Improving Usability with the user-select Property
I’ve recently been working on the draft of a new CSS specification:
CSS-UI-4.
One of the features specified there is the user-select
property.
This isn’t really a new feature:
it first appeared in User Interface for CSS3 back in 1999,
before being rejected and therefore not included it the specification that replaced it, CSS-UI-3.
However, despite the initial rejection, browser vendors have experimented with it, and over the years, it has found a public. There are still many interoperability problems, but hopefully the specification will help resolve them.
Quite a few people have written about this property,
usually to speak about user-select: none
,
and occasionally about user-select: element
.
Here is a good and recent article
(Update: the domain has expired redirects to some spam, so I’ve removed the link)
by Alex Muir
written in celebration of user-select
support
reaching 90% of browsers according to caniuse.com.

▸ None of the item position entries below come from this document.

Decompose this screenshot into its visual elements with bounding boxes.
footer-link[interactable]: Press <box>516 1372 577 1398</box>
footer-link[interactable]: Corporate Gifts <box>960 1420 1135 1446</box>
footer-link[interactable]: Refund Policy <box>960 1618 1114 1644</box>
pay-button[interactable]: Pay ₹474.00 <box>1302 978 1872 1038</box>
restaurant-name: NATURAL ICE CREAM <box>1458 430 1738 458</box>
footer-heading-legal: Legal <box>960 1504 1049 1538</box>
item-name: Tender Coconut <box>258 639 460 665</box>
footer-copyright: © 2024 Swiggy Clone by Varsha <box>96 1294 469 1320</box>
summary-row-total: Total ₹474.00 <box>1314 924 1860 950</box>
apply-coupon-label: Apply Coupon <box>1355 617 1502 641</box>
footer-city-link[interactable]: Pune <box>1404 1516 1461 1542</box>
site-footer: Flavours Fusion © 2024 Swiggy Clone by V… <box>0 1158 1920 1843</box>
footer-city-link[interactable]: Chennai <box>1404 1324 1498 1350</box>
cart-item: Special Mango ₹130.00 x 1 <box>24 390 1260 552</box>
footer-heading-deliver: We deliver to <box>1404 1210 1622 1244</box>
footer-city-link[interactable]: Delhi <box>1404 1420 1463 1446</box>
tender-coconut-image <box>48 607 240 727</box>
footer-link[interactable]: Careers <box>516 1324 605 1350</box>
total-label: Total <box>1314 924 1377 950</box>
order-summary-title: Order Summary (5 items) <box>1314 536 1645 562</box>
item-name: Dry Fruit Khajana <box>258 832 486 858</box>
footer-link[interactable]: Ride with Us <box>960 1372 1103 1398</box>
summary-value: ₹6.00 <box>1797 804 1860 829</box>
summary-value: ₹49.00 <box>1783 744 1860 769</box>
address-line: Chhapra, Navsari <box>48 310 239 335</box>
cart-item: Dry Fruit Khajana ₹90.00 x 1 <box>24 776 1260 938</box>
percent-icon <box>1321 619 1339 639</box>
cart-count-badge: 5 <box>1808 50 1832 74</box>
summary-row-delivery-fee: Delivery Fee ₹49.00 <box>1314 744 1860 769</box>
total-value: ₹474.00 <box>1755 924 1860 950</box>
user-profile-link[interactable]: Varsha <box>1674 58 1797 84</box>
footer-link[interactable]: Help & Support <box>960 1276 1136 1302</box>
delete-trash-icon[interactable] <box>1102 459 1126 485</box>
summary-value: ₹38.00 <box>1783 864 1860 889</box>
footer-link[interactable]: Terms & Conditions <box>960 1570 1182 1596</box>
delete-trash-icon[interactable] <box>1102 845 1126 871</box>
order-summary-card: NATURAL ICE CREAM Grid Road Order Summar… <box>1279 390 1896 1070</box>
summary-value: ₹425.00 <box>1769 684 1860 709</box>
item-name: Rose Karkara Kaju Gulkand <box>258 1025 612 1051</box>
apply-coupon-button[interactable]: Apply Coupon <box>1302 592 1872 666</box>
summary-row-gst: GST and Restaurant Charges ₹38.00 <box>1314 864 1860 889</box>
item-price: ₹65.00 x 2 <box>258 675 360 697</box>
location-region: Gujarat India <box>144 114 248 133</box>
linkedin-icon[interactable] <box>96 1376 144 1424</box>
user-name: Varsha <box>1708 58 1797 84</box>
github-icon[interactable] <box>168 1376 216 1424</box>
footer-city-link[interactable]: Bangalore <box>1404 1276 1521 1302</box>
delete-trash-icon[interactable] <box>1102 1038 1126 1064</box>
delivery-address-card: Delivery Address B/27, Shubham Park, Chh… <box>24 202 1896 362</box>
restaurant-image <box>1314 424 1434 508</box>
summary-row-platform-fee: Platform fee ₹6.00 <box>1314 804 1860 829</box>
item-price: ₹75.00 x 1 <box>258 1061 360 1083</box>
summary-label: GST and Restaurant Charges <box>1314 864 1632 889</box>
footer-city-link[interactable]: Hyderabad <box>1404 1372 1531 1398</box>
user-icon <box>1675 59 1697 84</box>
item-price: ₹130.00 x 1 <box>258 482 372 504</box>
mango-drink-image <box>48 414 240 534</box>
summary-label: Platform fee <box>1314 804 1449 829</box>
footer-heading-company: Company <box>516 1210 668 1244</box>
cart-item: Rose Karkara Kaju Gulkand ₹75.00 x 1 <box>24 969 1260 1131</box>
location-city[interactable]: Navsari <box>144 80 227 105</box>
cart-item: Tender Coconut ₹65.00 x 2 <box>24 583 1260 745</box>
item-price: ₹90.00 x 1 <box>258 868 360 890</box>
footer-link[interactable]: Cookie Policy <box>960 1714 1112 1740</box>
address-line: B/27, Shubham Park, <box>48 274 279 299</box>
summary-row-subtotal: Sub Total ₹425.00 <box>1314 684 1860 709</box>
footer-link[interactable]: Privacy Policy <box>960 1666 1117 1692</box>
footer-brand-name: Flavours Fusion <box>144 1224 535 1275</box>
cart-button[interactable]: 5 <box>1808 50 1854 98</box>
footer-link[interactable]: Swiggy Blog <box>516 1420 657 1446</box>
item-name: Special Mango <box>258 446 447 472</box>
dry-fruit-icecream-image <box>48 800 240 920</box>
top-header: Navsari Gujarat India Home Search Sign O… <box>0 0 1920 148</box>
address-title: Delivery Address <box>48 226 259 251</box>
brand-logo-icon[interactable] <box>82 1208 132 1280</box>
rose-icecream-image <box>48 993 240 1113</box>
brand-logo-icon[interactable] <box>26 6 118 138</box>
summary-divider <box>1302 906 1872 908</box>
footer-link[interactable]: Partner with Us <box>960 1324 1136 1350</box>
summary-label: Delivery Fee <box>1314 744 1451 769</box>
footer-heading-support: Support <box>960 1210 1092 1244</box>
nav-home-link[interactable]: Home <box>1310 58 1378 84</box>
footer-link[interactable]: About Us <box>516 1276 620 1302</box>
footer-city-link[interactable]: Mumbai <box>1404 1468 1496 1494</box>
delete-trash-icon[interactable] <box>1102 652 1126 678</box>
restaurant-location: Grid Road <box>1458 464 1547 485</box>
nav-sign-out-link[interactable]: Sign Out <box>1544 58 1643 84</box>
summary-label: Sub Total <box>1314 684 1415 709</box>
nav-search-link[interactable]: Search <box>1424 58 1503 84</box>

I’d like to introduce a lesser-known ability of this property
that is a small but easy win for usability:
user-select: all
.
After applying it to a piece of content,
if a user tries to select any part of that content,
all of it will be selected.
What is that good for? Assume you have a piece of content in your document which is mainly used by being copy and pasted around, and needs to be kept in one piece. Typical examples could be an ID, an invoice number, a coupon code, a checksum…
If you do nothing,
occasionally users trying to select it for copy and pasting will aim poorly,
and for example start their selection on the second character of the string,
rather than the first.
You can make their life easier by using
user-select: all
.
Here’s an example:
Unfortunately, this currently only works in Firefox and Safari, but since it causes no harm to users of other browsers, why not include it anyway?